The president became increasingly excited

The NY Times on Trump’s little gaffe:

In Maryland, so many callers flooded a health hotline with questions that the state’s Emergency Management Agency had to issue a warning that “under no circumstances” should any disinfectant be taken to treat the coronavirus. In Washington State, officials urged people not to consume laundry detergent capsules. Across the country on Friday, health professionals sounded the alarm.

Injecting bleach or highly concentrated rubbing alcohol “causes massive organ damage and the blood cells in the body to basically burst,” Dr. Diane P. Calello, the medical director of the New Jersey Poison Information and Education System, said in an interview. “It can definitely be a fatal event.”

Oddly enough, massive organ damage isn’t a cure for COVD-19.

“And then I see the disinfectant, where it knocks it out in a minute,” Mr. Trump said after a presentation from William N. Bryan, an acting under secretary for science at the Department of Homeland Security, detailed the virus’s possible susceptibility to bleach and alcohol.

Well it’s like this – lots of things are susceptible to bleach, or fire, or nuclear weapons. If you have flies in your house you can burn the house down to get rid of them (they’ll still be in the vicinity, but they’re not in the house any more), but then you have to deal with the no-house issue. It’s the same principle with chugging bleach to wipe out a virus. There’s this word “overkill”? Perhaps you’ve heard it? Chugging bleach would definitely be overkill.

“I was asking a question sarcastically to reporters like you just to see what would happen,” Mr. Trump said on Friday to journalists gathered in the Oval Office. The president said he had posed his theory on cleaning the body with disinfectant “in the form of a sarcastic question to a reporter,” which also was not true — he had said it unprompted to Mr. Bryan.

“Unprompted” is a useful word when it comes to Trump. It so often describes what he’s doing. He’s startlingly random, which is one of our chief signals of the slushy state of his brain. Nobody asked him for his thoughts on drinking bleach, he offered them without any prompting at all whatsoever.

Others inside the administration raised questions about why Mr. Bryan, whose background is not in health or science, had been invited to deliver a presentation. Mr. Bryan, whose expertise is in energy infrastructure and security, is serving in an acting capacity as the head of the department’s science and technology directorate.

Also there’s a whistleblower complaint saying he manipulated government policy to serve his financial interests and then lied to Congress about it, but whatever.

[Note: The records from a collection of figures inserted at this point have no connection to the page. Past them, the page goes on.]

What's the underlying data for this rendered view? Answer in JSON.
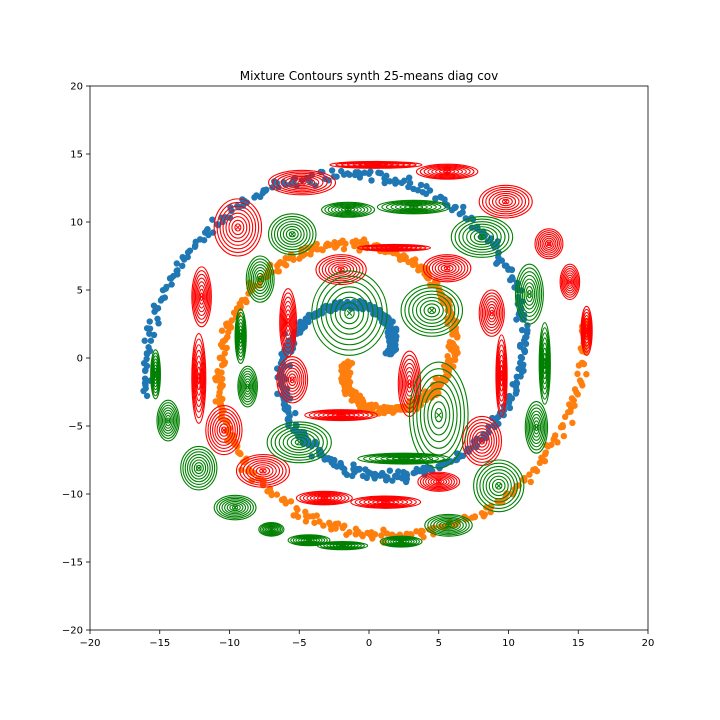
{
  "chart_data": {
    "type": "scatter",
    "title": "Mixture Contours synth 25-means diag cov",
    "xlabel": "",
    "ylabel": "",
    "xlim": [
      -20,
      20
    ],
    "ylim": [
      -20,
      20
    ],
    "x_ticks": [
      "−20",
      "−15",
      "−10",
      "−5",
      "0",
      "5",
      "10",
      "15",
      "20"
    ],
    "y_ticks": [
      "−20",
      "−15",
      "−10",
      "−5",
      "0",
      "5",
      "10",
      "15",
      "20"
    ],
    "grid": false,
    "legend": "none",
    "colors": {
      "cluster_a_points": "#1f77b4",
      "cluster_b_points": "#ff7f0e",
      "contours_a": "#ff0000",
      "contours_b": "#008000"
    },
    "series": [
      {
        "color": "#1f77b4",
        "description": "points on odd spiral arms",
        "spirals": [
          {
            "r0": 1.5,
            "r1": 16.2,
            "t0": 0.2,
            "t1": 9.6,
            "spread": 0.35,
            "n": 620
          }
        ]
      },
      {
        "color": "#ff7f0e",
        "description": "points on even spiral arms",
        "spirals": [
          {
            "r0": 1.5,
            "r1": 15.6,
            "t0": 3.34,
            "t1": 12.75,
            "spread": 0.35,
            "n": 620
          }
        ]
      }
    ],
    "components": [
      {
        "color": "#ff0000",
        "cx": 0.5,
        "cy": 14.2,
        "sx": 3.3,
        "sy": 0.25
      },
      {
        "color": "#ff0000",
        "cx": 5.6,
        "cy": 13.7,
        "sx": 2.2,
        "sy": 0.55
      },
      {
        "color": "#ff0000",
        "cx": -4.8,
        "cy": 12.9,
        "sx": 2.4,
        "sy": 0.9
      },
      {
        "color": "#ff0000",
        "cx": 9.8,
        "cy": 11.5,
        "sx": 1.9,
        "sy": 1.2
      },
      {
        "color": "#ff0000",
        "cx": -9.4,
        "cy": 9.6,
        "sx": 1.7,
        "sy": 2.1
      },
      {
        "color": "#ff0000",
        "cx": 12.9,
        "cy": 8.4,
        "sx": 1.0,
        "sy": 1.1
      },
      {
        "color": "#ff0000",
        "cx": 1.8,
        "cy": 8.1,
        "sx": 2.6,
        "sy": 0.25
      },
      {
        "color": "#ff0000",
        "cx": 5.6,
        "cy": 6.6,
        "sx": 1.7,
        "sy": 1.0
      },
      {
        "color": "#ff0000",
        "cx": -2.0,
        "cy": 6.5,
        "sx": 1.8,
        "sy": 1.1
      },
      {
        "color": "#ff0000",
        "cx": 14.4,
        "cy": 5.6,
        "sx": 0.7,
        "sy": 1.3
      },
      {
        "color": "#ff0000",
        "cx": -12.0,
        "cy": 4.5,
        "sx": 0.7,
        "sy": 2.2
      },
      {
        "color": "#ff0000",
        "cx": 8.8,
        "cy": 3.3,
        "sx": 0.9,
        "sy": 1.7
      },
      {
        "color": "#ff0000",
        "cx": 15.6,
        "cy": 2.0,
        "sx": 0.4,
        "sy": 1.8
      },
      {
        "color": "#ff0000",
        "cx": -5.8,
        "cy": 2.6,
        "sx": 0.6,
        "sy": 2.5
      },
      {
        "color": "#ff0000",
        "cx": -12.2,
        "cy": -1.5,
        "sx": 0.5,
        "sy": 3.3
      },
      {
        "color": "#ff0000",
        "cx": -5.5,
        "cy": -1.6,
        "sx": 1.1,
        "sy": 1.7
      },
      {
        "color": "#ff0000",
        "cx": 2.9,
        "cy": -1.9,
        "sx": 0.8,
        "sy": 2.4
      },
      {
        "color": "#ff0000",
        "cx": 9.5,
        "cy": -1.3,
        "sx": 0.4,
        "sy": 3.0
      },
      {
        "color": "#ff0000",
        "cx": -2.0,
        "cy": -4.2,
        "sx": 2.6,
        "sy": 0.4
      },
      {
        "color": "#ff0000",
        "cx": 8.1,
        "cy": -6.1,
        "sx": 1.4,
        "sy": 1.8
      },
      {
        "color": "#ff0000",
        "cx": -10.4,
        "cy": -5.3,
        "sx": 1.3,
        "sy": 1.8
      },
      {
        "color": "#ff0000",
        "cx": -7.6,
        "cy": -8.3,
        "sx": 1.9,
        "sy": 1.2
      },
      {
        "color": "#ff0000",
        "cx": 5.0,
        "cy": -9.1,
        "sx": 1.5,
        "sy": 0.7
      },
      {
        "color": "#ff0000",
        "cx": -3.2,
        "cy": -10.3,
        "sx": 2.0,
        "sy": 0.5
      },
      {
        "color": "#ff0000",
        "cx": 1.2,
        "cy": -10.6,
        "sx": 2.5,
        "sy": 0.45
      },
      {
        "color": "#008000",
        "cx": -1.4,
        "cy": 3.3,
        "sx": 2.7,
        "sy": 3.1
      },
      {
        "color": "#008000",
        "cx": 4.5,
        "cy": 3.5,
        "sx": 2.2,
        "sy": 1.9
      },
      {
        "color": "#008000",
        "cx": 8.1,
        "cy": 8.9,
        "sx": 2.2,
        "sy": 1.5
      },
      {
        "color": "#008000",
        "cx": -5.5,
        "cy": 9.1,
        "sx": 1.7,
        "sy": 1.5
      },
      {
        "color": "#008000",
        "cx": -1.5,
        "cy": 10.9,
        "sx": 1.9,
        "sy": 0.55
      },
      {
        "color": "#008000",
        "cx": 3.2,
        "cy": 11.1,
        "sx": 2.6,
        "sy": 0.5
      },
      {
        "color": "#008000",
        "cx": -7.8,
        "cy": 5.8,
        "sx": 1.0,
        "sy": 1.7
      },
      {
        "color": "#008000",
        "cx": 11.5,
        "cy": 4.7,
        "sx": 1.0,
        "sy": 2.2
      },
      {
        "color": "#008000",
        "cx": -9.2,
        "cy": 1.6,
        "sx": 0.4,
        "sy": 2.0
      },
      {
        "color": "#008000",
        "cx": 12.6,
        "cy": -0.4,
        "sx": 0.4,
        "sy": 3.0
      },
      {
        "color": "#008000",
        "cx": -15.3,
        "cy": -1.2,
        "sx": 0.35,
        "sy": 1.8
      },
      {
        "color": "#008000",
        "cx": -8.7,
        "cy": -2.1,
        "sx": 0.7,
        "sy": 1.5
      },
      {
        "color": "#008000",
        "cx": 5.0,
        "cy": -4.2,
        "sx": 2.1,
        "sy": 3.9
      },
      {
        "color": "#008000",
        "cx": -14.4,
        "cy": -4.6,
        "sx": 0.8,
        "sy": 1.5
      },
      {
        "color": "#008000",
        "cx": -5.0,
        "cy": -6.2,
        "sx": 2.3,
        "sy": 1.5
      },
      {
        "color": "#008000",
        "cx": 12.0,
        "cy": -5.1,
        "sx": 0.8,
        "sy": 1.9
      },
      {
        "color": "#008000",
        "cx": 2.5,
        "cy": -7.4,
        "sx": 3.3,
        "sy": 0.4
      },
      {
        "color": "#008000",
        "cx": -12.2,
        "cy": -8.1,
        "sx": 1.3,
        "sy": 1.6
      },
      {
        "color": "#008000",
        "cx": 9.3,
        "cy": -9.4,
        "sx": 1.8,
        "sy": 1.9
      },
      {
        "color": "#008000",
        "cx": -9.6,
        "cy": -11.0,
        "sx": 1.5,
        "sy": 0.9
      },
      {
        "color": "#008000",
        "cx": 5.7,
        "cy": -12.3,
        "sx": 1.7,
        "sy": 0.8
      },
      {
        "color": "#008000",
        "cx": -7.0,
        "cy": -12.6,
        "sx": 0.9,
        "sy": 0.5
      },
      {
        "color": "#008000",
        "cx": -4.3,
        "cy": -13.4,
        "sx": 1.5,
        "sy": 0.4
      },
      {
        "color": "#008000",
        "cx": -1.9,
        "cy": -13.8,
        "sx": 1.8,
        "sy": 0.3
      },
      {
        "color": "#008000",
        "cx": 2.3,
        "cy": -13.5,
        "sx": 1.5,
        "sy": 0.4
      }
    ],
    "contour_levels": 8
  }
}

Mr. Bryan was invited by the vice president’s office to coronavirus task force meetings on Wednesday and Thursday to talk about a study that his department had done relating to heat and the conditions in which the coronavirus can thrive or be dampened. On Thursday, Mr. Bryan presented a graphic to the room, according to four people briefed on the events.

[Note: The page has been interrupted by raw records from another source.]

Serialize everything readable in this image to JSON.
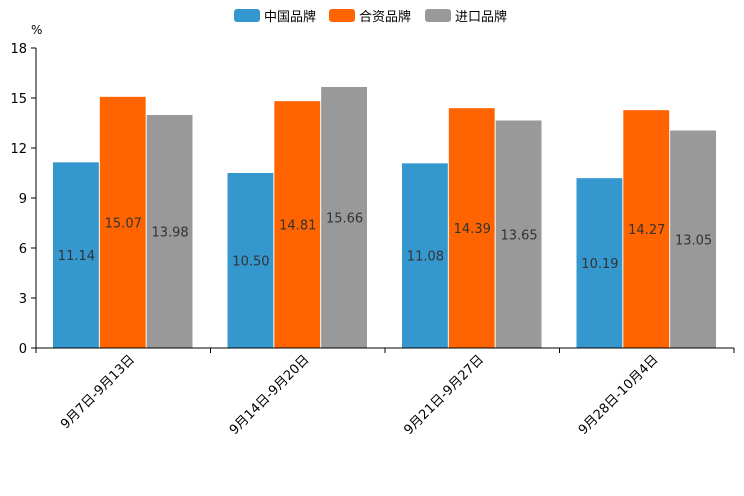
{
  "chart_data": {
    "type": "bar",
    "unit": "%",
    "categories": [
      "9月7日-9月13日",
      "9月14日-9月20日",
      "9月21日-9月27日",
      "9月28日-10月4日"
    ],
    "series": [
      {
        "name": "中国品牌",
        "color": "#3498cf",
        "values": [
          11.14,
          10.5,
          11.08,
          10.19
        ]
      },
      {
        "name": "合资品牌",
        "color": "#ff6400",
        "values": [
          15.07,
          14.81,
          14.39,
          14.27
        ]
      },
      {
        "name": "进口品牌",
        "color": "#999999",
        "values": [
          13.98,
          15.66,
          13.65,
          13.05
        ]
      }
    ],
    "ylim": [
      0,
      18
    ],
    "yticks": [
      0,
      3,
      6,
      9,
      12,
      15,
      18
    ],
    "legend_position": "top-center",
    "grid": false
  }
}
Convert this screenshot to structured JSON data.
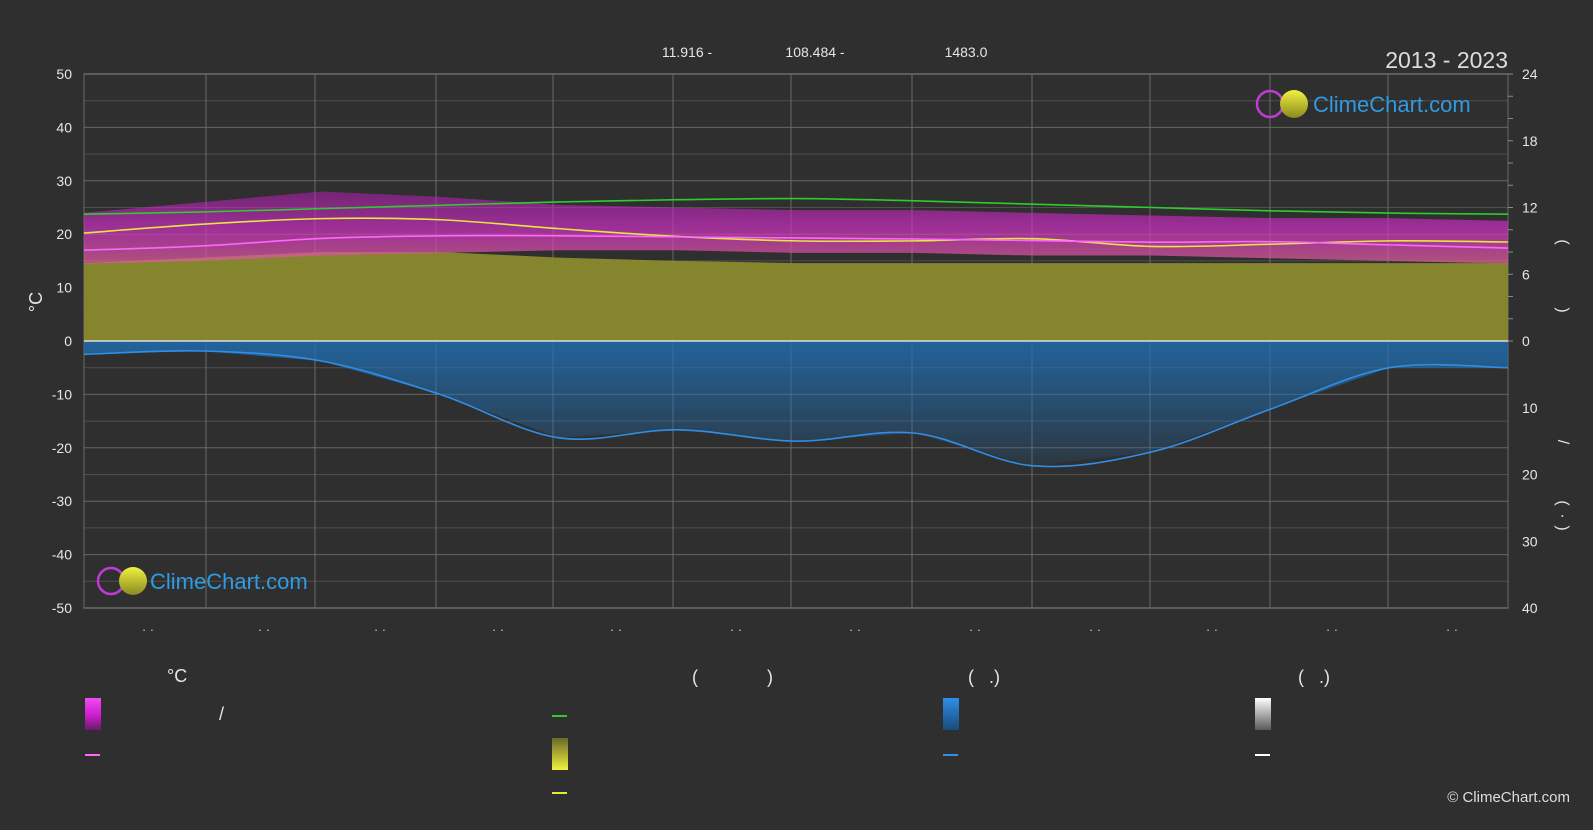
{
  "header": {
    "coords": [
      "11.916 -",
      "108.484 -",
      "1483.0"
    ],
    "period": "2013 - 2023"
  },
  "logo": {
    "text": "ClimeChart.com"
  },
  "copyright": "© ClimeChart.com",
  "left_axis_label": "°C",
  "right_axis_labels": [
    "(",
    ")",
    "(",
    ")",
    "/",
    "(",
    "·",
    ")"
  ],
  "month_ticks": [
    "· ·",
    "· ·",
    "· ·",
    "· ·",
    "· ·",
    "· ·",
    "· ·",
    "· ·",
    "· ·",
    "· ·",
    "· ·",
    "· ·"
  ],
  "legend": {
    "col1_header": "°C",
    "col1_slash": "/",
    "col2_header_open": "(",
    "col2_header_close": ")",
    "col3_header": "(   .)",
    "col4_header": "(   .)"
  },
  "colors": {
    "background": "#2f2f2f",
    "temp_range": "#d21fd2",
    "mean_temp": "#ff66ff",
    "daylight": "#2ecc2e",
    "sunshine": "#c8c83a",
    "sunshine_line": "#e6e640",
    "precip": "#1f6fb5",
    "precip_line": "#2f8fe8",
    "snow": "#ffffff",
    "grid": "#5a5a5a",
    "logo_text": "#2f9be0"
  },
  "chart_data": {
    "type": "area",
    "title": "",
    "x": [
      0,
      1,
      2,
      3,
      4,
      5,
      6,
      7,
      8,
      9,
      10,
      11,
      12
    ],
    "ylim_left": [
      -50,
      50
    ],
    "ylim_right_top": [
      0,
      24
    ],
    "ylim_right_bottom": [
      0,
      40
    ],
    "left_ticks": [
      50,
      40,
      30,
      20,
      10,
      0,
      -10,
      -20,
      -30,
      -40,
      -50
    ],
    "right_ticks_top": [
      24,
      18,
      12,
      6,
      0
    ],
    "right_ticks_bottom": [
      10,
      20,
      30,
      40
    ],
    "grid": true,
    "series": [
      {
        "key": "daylight",
        "axis": "hours",
        "values": [
          11.4,
          11.6,
          11.9,
          12.2,
          12.5,
          12.7,
          12.8,
          12.6,
          12.3,
          12.0,
          11.7,
          11.5,
          11.4
        ]
      },
      {
        "key": "sunshine",
        "axis": "hours",
        "values": [
          9.7,
          10.5,
          11.0,
          10.9,
          10.1,
          9.4,
          9.0,
          9.0,
          9.2,
          8.5,
          8.7,
          9.0,
          8.9
        ]
      },
      {
        "key": "mean_temp",
        "axis": "celsius",
        "values": [
          17.0,
          17.8,
          19.2,
          19.7,
          19.7,
          19.5,
          19.3,
          19.1,
          18.8,
          18.5,
          18.6,
          18.0,
          17.4
        ]
      },
      {
        "key": "precip",
        "axis": "mm",
        "values": [
          2.0,
          1.5,
          3.0,
          8.0,
          14.5,
          13.3,
          15.0,
          13.8,
          18.7,
          16.6,
          10.2,
          4.0,
          4.0
        ]
      },
      {
        "key": "temp_range_top",
        "axis": "celsius",
        "values": [
          24.0,
          26.0,
          28.0,
          27.0,
          25.5,
          25.0,
          24.5,
          24.5,
          24.0,
          23.5,
          23.0,
          23.0,
          22.5
        ]
      },
      {
        "key": "temp_range_bottom",
        "axis": "celsius",
        "values": [
          14.5,
          15.0,
          16.0,
          16.5,
          17.0,
          17.0,
          16.5,
          16.5,
          16.0,
          16.0,
          15.5,
          15.0,
          14.5
        ]
      },
      {
        "key": "sunshine_fill",
        "axis": "hours",
        "values": [
          7.0,
          7.5,
          8.0,
          8.0,
          7.5,
          7.2,
          7.0,
          7.0,
          7.0,
          7.0,
          7.0,
          7.0,
          7.0
        ]
      }
    ]
  }
}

A graphic! No wonder Trump paid attention.

Before Mr. Bryan took the lectern in the White House Briefing Room, Dr. Birx and Dr. Anthony S. Fauci, a member of the coronavirus task force, made a few revisions to his presentation, officials said.

As he listened to Mr. Bryan, the president became increasingly excited, and also felt the need to demonstrate his own understanding of science, according to three of the advisers. So Mr. Trump went ahead with his theories about the chemicals.

Oh lord. Trump getting excited. Trump getting increasingly excited. What a nightmare that conjures up.

Mr. Trump’s hopeful comments about disinfectant use coincided with an alarming rise in accidents with household cleaning products in recent weeks, according to doctors who monitor activity at poison call centers. On Monday, the Centers for Disease Control and Prevention reported a growing number of calls to poison control centers and a significant increase in accidental exposures to household cleaners and disinfectants.

The F.D.A. has moved to tamp down on merchants online that have encouraged the ingestion of products made with disinfectants and cleaning agents, including chlorine dioxide, a compound commonly used as a bleach. The products have found favor with conspiracy theorists and fringe activists online who peddle chlorine dioxide as “Magical Mineral Solution,” or M.M.S.